Amor e Goiabeira

Naquele dia alcancei o último galho daquela goiabeira que ficava no fundo do meu quintal. As menininhas que me observavam no quintal vizinho eram minha inspiração, sorriam e cochichavam enquanto eu surfava no ar e me equilibrava no fino ramo mais afastado do chão. Eu me cria uma espécie de ninja, um Hércules ou qualquer daqueles personagens de filmes e desenhos animados que eu via.

“Tu vai cair daí menino! Desce agorinha daí!” Minha mãe gritava desesperada e eu não dava atenção. “Desce daí agora! Pensa que é bonito né, todo magrelão aí em cima! Pode descer que tu vai levar uma pisa pra aprender a não fazer loucura!”

Cheio de raiva e de vergonha, porque as vizinhas caiam em gargalhadas, respondi: “Desço não... porque tu não manda em mim! Não tou fazendo nada e a sinhora berrando aí..."

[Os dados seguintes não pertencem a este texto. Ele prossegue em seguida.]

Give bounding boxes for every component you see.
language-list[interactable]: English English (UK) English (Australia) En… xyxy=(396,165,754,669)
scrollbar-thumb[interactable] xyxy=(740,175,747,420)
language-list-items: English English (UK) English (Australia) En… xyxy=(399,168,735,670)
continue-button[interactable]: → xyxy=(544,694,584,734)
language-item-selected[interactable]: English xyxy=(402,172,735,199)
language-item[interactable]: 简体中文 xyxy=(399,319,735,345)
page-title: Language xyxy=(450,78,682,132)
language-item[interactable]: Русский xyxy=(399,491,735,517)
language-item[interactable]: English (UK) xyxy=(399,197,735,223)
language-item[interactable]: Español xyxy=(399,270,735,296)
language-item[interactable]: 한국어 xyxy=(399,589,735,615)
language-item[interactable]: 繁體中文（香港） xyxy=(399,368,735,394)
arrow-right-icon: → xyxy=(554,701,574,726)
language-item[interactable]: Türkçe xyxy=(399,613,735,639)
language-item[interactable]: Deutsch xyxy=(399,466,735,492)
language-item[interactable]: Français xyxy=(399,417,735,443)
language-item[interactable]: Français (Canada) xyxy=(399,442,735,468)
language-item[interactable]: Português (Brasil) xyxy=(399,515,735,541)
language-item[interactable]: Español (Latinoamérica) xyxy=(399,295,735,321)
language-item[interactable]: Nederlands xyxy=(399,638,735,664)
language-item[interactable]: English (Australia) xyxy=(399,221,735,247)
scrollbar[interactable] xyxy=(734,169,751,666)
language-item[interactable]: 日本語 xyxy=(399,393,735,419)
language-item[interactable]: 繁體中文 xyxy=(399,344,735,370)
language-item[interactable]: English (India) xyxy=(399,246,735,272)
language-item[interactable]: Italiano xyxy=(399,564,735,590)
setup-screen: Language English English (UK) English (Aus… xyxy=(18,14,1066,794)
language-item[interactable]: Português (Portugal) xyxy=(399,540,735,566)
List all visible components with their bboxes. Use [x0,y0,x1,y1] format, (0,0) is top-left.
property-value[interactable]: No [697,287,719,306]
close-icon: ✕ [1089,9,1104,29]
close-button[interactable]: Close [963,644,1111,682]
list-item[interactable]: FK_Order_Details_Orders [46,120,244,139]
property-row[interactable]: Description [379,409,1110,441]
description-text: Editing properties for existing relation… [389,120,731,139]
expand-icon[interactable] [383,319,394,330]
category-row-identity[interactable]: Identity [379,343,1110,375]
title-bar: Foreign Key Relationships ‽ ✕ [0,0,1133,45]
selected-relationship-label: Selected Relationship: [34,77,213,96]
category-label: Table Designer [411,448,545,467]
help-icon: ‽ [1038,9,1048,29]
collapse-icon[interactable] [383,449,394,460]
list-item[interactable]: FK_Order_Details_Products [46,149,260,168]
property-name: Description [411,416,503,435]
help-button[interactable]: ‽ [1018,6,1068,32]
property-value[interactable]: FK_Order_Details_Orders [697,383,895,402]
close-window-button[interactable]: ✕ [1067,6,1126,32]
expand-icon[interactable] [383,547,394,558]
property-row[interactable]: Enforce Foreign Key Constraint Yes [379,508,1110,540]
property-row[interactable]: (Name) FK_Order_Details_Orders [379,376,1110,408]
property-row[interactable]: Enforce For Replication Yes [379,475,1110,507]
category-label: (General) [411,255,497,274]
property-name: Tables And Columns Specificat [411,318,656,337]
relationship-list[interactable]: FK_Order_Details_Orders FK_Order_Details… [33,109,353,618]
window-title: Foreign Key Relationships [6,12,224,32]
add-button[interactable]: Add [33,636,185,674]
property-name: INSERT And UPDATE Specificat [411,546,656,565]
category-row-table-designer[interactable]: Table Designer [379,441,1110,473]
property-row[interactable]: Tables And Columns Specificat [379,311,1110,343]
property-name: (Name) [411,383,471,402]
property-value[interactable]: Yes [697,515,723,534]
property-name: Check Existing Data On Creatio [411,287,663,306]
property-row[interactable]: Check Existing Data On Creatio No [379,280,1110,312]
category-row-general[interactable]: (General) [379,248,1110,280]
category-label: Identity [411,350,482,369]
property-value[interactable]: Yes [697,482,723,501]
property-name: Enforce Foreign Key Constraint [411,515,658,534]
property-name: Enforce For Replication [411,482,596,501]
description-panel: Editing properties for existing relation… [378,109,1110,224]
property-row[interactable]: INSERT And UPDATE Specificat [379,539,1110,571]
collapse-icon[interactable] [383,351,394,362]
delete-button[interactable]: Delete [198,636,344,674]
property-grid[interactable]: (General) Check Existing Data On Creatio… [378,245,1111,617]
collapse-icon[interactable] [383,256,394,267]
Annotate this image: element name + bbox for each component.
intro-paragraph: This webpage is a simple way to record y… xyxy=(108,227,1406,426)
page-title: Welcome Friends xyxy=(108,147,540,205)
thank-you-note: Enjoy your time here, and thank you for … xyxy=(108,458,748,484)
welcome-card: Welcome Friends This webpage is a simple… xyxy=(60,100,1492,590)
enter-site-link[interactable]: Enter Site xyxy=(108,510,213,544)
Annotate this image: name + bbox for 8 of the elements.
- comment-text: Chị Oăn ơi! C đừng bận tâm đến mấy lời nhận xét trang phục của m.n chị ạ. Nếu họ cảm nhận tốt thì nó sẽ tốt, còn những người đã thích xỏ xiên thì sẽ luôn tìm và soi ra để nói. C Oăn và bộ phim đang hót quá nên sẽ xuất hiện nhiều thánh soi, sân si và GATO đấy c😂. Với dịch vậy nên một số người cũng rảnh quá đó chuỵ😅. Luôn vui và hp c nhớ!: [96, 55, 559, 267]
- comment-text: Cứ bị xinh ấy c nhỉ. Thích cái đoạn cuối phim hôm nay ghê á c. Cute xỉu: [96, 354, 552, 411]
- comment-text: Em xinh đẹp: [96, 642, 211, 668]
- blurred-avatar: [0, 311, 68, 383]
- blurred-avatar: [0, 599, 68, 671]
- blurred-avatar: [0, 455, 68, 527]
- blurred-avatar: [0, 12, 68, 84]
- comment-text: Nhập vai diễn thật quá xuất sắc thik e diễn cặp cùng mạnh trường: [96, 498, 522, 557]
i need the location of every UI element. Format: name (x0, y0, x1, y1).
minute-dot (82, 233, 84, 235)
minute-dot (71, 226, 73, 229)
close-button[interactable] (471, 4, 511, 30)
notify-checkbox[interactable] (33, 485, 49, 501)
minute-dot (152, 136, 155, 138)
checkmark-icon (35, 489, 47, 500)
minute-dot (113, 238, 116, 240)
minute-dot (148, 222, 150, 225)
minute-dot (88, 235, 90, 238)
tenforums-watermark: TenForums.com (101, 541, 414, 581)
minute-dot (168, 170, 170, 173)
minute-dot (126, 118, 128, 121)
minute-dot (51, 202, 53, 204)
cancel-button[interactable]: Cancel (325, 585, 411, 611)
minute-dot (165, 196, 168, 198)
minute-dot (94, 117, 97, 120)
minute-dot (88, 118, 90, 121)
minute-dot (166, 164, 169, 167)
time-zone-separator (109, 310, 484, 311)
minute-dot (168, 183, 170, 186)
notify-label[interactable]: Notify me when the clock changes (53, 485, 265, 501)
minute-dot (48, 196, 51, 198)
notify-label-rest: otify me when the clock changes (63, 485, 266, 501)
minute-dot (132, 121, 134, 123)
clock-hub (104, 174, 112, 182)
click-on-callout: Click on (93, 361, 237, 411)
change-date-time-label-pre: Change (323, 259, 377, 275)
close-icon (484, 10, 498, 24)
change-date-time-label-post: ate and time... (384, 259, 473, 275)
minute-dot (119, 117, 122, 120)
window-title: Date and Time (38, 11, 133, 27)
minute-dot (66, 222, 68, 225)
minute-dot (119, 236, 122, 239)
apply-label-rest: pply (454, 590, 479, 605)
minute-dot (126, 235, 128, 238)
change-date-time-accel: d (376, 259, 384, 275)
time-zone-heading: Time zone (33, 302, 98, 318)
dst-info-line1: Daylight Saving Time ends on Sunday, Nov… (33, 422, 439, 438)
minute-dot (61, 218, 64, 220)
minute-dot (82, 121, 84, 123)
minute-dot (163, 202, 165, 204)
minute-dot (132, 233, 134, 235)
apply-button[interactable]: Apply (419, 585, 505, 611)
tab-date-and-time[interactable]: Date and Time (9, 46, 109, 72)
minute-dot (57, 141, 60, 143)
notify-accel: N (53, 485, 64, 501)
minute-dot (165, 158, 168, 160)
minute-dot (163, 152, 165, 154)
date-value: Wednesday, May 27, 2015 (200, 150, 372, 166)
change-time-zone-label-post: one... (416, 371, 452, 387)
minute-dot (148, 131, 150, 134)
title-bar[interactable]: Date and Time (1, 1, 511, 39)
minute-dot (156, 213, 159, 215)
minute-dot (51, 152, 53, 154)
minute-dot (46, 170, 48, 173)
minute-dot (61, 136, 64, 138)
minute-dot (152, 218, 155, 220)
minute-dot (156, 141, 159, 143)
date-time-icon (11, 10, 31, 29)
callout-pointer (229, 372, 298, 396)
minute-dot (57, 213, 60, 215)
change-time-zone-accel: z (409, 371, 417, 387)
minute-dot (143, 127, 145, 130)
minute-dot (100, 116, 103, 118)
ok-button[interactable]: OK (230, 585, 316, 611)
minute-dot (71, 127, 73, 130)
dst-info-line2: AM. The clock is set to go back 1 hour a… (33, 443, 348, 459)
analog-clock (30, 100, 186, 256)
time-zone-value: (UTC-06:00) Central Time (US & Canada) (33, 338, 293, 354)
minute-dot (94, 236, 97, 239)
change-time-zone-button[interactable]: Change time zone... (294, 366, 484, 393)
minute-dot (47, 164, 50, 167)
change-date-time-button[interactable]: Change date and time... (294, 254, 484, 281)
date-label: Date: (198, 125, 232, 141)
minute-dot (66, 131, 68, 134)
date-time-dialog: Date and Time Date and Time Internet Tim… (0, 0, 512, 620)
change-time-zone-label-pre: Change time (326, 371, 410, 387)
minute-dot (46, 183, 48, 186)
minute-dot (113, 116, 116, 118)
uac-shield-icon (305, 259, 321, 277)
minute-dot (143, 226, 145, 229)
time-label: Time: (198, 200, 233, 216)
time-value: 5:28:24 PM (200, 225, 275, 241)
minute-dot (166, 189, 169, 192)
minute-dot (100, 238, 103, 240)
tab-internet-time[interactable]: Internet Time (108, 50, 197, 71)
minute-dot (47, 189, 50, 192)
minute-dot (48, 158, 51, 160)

Ficamos assim, ela gritava de baixo, eu respondia de cima, uma peleja onde as palavras eram as flechas. Cada palavrão meu era uma ferida nela, que também me acertava as suas. As lambadas de galho de goiabeira já eram certas assim que eu descesse. “Quanto mais demorar pra descer, mais longa vai ser a peia”. Desci.

Desci chorando pra ver se barganhava ou ganhava um desconto na peia, nem ligava mais para as meninas, minhas musas, cúmplices que riam, esperando pra me ver levando surra, que por sinal não doeu tanto quanto a vergonha.

O em-graça-do e estranho é que essa lembrança ficou guardada, é uma das mais vívidas desse tempo-em-mim. Pergunto-me o porquê e até que ponto esse episódio influenciou situações futuras da minha vida... a vergonha, as meninas, a peia (essa em especial rs)... Mas confissões à parte, a verdade é que demorei pra entender essas nuances do amor de mãe.

Demorei mas entendi. O amor tem dessas coisas, nem sempre é coerente e racional, e mesmo entre incoerências nos prepara para a vida, pois a vida também não é coerente e nem racional, é espontânea e brusca, é calmaria e tempestade, sem deixar de ser vida. O amor também é assim sem deixar de ser amor. Com o tempo as pelejas vão se tornando tréguas, logo paz e sempre aliança.

Na verdade o amor tem muitas cores, todas as cores, e sempre é verdinho verdinho como as folhas daquela goiabeira.